Publicado en el Diario de Centro América el 29 de abril de 2016
Si bien es cierto que
la ciudadanía tiende a olvidar que cualquier gobierno meta las patas, no
perdona que meta las manos.
Muy temprano, aquella fría mañana del 29 de diciembre de
1996, doña Rosa Leal arreglaría la corbata de su marido, quien ese día tendría
agenda llena por ser uno de los principales personajes que plasmarían su firma
en el documento que pondría fin al largo conflicto armado guatemalteco.
Acercando sus labios a su mejilla le daría un beso de despedida y susurraría al
oído: “Este día entrarás por la puerta ancha en la Historia”.

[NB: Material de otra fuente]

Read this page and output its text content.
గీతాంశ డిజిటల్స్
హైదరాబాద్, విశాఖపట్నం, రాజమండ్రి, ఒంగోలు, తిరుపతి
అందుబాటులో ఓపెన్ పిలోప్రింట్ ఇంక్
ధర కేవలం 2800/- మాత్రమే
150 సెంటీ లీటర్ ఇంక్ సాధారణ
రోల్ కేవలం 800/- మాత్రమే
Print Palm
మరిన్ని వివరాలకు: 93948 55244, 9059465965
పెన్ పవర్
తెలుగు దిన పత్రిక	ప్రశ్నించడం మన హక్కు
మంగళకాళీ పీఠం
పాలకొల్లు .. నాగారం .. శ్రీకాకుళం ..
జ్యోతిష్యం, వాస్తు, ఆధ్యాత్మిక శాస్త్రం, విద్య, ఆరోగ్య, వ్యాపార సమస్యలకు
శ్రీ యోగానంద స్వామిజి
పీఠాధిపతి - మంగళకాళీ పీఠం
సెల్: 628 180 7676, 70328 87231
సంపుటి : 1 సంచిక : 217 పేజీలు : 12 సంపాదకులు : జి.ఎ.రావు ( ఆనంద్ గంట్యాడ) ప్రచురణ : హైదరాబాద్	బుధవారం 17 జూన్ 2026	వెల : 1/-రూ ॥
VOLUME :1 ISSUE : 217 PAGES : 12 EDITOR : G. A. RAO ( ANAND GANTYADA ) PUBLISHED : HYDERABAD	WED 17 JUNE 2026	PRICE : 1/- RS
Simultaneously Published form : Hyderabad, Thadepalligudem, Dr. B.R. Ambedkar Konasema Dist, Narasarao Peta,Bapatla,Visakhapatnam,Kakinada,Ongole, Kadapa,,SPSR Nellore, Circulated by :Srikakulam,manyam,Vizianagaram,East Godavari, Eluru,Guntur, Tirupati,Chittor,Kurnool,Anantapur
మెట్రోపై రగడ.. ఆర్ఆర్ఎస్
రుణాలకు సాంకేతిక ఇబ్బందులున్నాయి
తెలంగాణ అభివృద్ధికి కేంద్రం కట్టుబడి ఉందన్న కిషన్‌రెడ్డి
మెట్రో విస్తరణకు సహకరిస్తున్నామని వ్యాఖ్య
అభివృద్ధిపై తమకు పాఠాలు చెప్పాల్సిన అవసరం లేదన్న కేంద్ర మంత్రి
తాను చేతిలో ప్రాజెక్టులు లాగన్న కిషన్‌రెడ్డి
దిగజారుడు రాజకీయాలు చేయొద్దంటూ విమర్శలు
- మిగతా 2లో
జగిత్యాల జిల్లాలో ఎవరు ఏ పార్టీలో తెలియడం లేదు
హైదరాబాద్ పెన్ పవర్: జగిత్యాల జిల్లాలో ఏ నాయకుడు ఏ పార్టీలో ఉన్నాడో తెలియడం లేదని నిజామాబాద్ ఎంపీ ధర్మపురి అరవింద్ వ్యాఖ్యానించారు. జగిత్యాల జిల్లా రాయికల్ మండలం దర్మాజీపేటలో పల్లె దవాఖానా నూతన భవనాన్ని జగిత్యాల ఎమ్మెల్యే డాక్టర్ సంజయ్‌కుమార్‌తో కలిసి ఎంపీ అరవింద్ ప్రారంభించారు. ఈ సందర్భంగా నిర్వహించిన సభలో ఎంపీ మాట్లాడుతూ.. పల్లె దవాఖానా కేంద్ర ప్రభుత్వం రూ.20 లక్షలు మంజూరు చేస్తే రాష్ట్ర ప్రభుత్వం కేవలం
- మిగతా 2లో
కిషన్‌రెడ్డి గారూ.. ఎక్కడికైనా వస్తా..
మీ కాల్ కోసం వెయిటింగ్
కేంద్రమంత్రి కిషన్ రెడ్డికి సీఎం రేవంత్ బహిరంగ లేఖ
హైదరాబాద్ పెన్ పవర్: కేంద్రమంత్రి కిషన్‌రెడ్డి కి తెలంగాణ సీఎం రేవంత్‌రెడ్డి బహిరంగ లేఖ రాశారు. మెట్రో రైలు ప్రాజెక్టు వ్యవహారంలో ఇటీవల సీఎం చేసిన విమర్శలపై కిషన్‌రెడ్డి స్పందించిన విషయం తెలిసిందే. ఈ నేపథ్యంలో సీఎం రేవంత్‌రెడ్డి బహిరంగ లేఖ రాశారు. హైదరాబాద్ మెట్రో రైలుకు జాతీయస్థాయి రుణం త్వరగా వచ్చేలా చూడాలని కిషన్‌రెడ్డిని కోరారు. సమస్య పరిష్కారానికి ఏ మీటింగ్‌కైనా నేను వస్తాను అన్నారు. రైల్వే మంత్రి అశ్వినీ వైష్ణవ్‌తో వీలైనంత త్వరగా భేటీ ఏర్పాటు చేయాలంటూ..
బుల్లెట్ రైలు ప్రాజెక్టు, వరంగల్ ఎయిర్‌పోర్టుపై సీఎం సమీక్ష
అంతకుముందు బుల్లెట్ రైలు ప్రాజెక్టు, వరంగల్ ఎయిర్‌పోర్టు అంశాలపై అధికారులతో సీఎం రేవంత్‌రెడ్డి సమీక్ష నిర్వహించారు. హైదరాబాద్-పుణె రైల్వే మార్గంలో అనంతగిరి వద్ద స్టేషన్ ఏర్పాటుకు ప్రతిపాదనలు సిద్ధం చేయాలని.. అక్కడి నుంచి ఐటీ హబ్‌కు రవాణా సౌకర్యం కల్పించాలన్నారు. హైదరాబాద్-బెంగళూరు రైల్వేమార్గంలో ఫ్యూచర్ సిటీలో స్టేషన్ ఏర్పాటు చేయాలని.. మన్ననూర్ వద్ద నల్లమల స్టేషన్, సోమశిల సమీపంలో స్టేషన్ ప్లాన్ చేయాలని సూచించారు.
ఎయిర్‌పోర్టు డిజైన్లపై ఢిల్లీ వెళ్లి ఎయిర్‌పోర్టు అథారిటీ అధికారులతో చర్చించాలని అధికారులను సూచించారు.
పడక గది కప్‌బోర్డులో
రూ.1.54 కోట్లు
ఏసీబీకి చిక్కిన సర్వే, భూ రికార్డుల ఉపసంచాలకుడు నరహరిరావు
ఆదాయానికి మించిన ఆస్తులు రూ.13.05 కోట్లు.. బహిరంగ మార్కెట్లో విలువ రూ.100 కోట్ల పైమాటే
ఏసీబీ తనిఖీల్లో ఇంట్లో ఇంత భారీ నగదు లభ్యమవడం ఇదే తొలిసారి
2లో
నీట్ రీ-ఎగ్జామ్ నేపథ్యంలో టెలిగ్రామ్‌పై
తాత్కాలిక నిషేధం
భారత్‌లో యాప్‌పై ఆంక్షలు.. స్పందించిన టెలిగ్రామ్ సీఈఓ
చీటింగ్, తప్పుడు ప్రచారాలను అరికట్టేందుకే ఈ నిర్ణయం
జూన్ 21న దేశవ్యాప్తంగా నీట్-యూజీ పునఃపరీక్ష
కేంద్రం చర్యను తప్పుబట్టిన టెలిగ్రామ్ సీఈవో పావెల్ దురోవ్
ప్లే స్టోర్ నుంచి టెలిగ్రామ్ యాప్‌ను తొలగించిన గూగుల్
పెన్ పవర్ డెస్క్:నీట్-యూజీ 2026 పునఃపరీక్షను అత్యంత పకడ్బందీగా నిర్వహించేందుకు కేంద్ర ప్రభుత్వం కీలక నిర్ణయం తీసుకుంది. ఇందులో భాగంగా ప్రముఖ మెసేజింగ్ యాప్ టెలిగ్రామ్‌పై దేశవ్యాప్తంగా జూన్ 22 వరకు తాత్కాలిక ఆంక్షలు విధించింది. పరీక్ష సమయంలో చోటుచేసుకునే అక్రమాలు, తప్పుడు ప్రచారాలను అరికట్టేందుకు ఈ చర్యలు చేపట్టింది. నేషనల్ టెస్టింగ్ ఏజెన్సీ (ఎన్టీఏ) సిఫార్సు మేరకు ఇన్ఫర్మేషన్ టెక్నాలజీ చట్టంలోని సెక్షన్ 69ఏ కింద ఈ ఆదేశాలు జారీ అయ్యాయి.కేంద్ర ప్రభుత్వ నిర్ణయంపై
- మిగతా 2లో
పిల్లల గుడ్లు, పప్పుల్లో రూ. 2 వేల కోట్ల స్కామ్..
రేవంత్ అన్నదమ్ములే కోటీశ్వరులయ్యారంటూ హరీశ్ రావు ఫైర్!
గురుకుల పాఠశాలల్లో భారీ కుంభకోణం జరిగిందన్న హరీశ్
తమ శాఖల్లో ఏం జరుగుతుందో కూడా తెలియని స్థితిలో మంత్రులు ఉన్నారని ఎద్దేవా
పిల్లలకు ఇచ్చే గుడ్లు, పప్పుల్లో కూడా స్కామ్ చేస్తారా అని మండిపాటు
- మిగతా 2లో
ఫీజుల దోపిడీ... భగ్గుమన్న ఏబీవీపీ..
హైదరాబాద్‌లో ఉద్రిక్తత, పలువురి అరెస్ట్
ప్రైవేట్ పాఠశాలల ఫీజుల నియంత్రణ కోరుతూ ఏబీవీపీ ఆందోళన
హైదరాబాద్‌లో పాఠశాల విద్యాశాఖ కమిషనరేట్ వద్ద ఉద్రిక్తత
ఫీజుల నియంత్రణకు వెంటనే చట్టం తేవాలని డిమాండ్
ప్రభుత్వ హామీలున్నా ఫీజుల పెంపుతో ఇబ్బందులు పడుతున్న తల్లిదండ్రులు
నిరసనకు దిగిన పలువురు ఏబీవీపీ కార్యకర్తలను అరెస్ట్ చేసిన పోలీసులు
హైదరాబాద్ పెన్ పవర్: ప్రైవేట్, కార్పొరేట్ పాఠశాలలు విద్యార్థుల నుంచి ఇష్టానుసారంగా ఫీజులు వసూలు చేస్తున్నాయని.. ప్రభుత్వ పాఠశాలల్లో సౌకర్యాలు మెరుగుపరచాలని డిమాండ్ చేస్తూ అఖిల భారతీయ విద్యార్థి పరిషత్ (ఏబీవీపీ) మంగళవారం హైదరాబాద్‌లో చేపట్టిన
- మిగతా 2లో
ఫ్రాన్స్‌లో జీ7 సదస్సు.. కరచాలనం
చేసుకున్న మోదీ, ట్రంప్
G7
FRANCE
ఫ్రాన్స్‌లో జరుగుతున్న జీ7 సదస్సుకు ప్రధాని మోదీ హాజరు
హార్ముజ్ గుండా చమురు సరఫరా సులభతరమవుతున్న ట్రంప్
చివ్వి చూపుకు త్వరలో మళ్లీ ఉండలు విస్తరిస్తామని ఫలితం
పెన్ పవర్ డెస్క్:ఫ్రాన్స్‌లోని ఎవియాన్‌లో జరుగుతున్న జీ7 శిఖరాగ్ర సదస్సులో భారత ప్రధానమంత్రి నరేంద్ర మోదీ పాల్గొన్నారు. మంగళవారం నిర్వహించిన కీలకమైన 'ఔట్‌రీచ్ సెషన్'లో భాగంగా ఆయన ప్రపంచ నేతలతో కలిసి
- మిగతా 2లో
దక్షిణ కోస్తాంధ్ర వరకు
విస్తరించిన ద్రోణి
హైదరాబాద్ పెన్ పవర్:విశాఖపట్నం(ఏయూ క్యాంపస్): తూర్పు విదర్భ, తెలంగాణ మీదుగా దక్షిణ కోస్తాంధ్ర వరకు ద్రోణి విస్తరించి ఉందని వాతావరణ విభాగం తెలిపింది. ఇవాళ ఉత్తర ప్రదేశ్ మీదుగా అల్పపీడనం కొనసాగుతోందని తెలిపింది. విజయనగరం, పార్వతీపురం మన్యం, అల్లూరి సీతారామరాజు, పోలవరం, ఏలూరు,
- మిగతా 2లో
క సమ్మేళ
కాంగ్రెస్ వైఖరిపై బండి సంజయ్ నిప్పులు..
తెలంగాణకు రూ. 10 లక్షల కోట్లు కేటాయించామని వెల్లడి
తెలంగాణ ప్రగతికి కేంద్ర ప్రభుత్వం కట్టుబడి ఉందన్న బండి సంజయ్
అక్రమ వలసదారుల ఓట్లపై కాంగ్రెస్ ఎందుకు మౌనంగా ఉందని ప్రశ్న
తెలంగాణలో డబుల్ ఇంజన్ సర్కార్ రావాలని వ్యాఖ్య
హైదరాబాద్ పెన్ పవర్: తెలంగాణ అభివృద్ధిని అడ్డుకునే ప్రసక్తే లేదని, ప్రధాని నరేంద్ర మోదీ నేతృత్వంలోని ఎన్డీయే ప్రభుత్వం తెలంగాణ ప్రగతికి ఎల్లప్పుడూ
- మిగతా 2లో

Al atardecer de aquel histórico día, el general luciría su
impecable traje de alta jerarquía militar y sería parte del equipo de Gobierno
que estamparía su firma. Al terminar la ceremonia, un funcionario de alto rango
del cuerpo diplomático acreditado en el país se le acercaría y con un apretón
de manos le diría: “el general de la Paz”. Pérez respondería con una sonrisa el
efusivo saludo. Los periodistas se encargarían de divulgar este calificativo.
Aquel 20 de diciembre de 2001 desbarataría los destinos del
general, quien pudo haberse retirado con un considerable reconocimiento
público, con una modesta jubilación y realizando un trabajo aquí, un trabajo
allá, para completar su presupuesto familiar. Pero él tenía otra hoja de ruta
diferente a la de cualquier mortal que solo piensa en heredarle a sus hijos un
apellido limpio y prestigioso. La huella genética que deja un mal nombre
perdura por varias generaciones. Ese día se convertiría en el secretario
general del Partido Patriota, plataforma que tras dos intentos lo llevó a la
silla presidencial.
Desde su fundación, algunos miembros del PP fueron señalados
de actos de corrupción, entre ellos, presiones para obtener obra gris, tráfico
de influencias, atosigamiento político de sus adversarios y una cola de
actividades no lícitas. No obstante este proceso de desgaste el partido logró
ganar las elecciones del 2011.
El periodo de gobierno inició con más sobresaltos que logros.
Y si bien es cierto que la ciudadanía tiende a olvidar que cualquier gobierno
meta las patas, no perdona que meta las manos. Esta es una osadía que tarde o
temprano pasará factura. Le sucedió a muchos partidos políticos y gobernantes.
Las mieles del poder se mezclaron con tazones de hiel que provocaron la salida
de varios funcionarios desde el inicio del periodo. Finalmente la plataforma de
gobierno se desmoronó y muchos funcionarios pusieron los pies en polvareda. El
general dimitió a su cargo y el sistema de justicia ha hecho lo demás.
De las mieles del poder a una fría celda, sin amigos, sin
compañeros políticos, quizá el general Otto Pérez Molina añoraría ser solo un
ciudadano común, cuyo sueldo de jubilación apenas alcanza para subsistir pero
sin el sobresalto constante de cómo finalizará esta historia que, aunque las
pruebas a su favor fuesen contundentes, en el imaginario colectivo la imagen
quedará visiblemente deteriorada. Quizá un cinco por ciento de respaldo podría
tener, y eso porque entre cero y cinco no hay diferencia significativa. No es
lo mismo “el general de la paz” que “la paz del general”.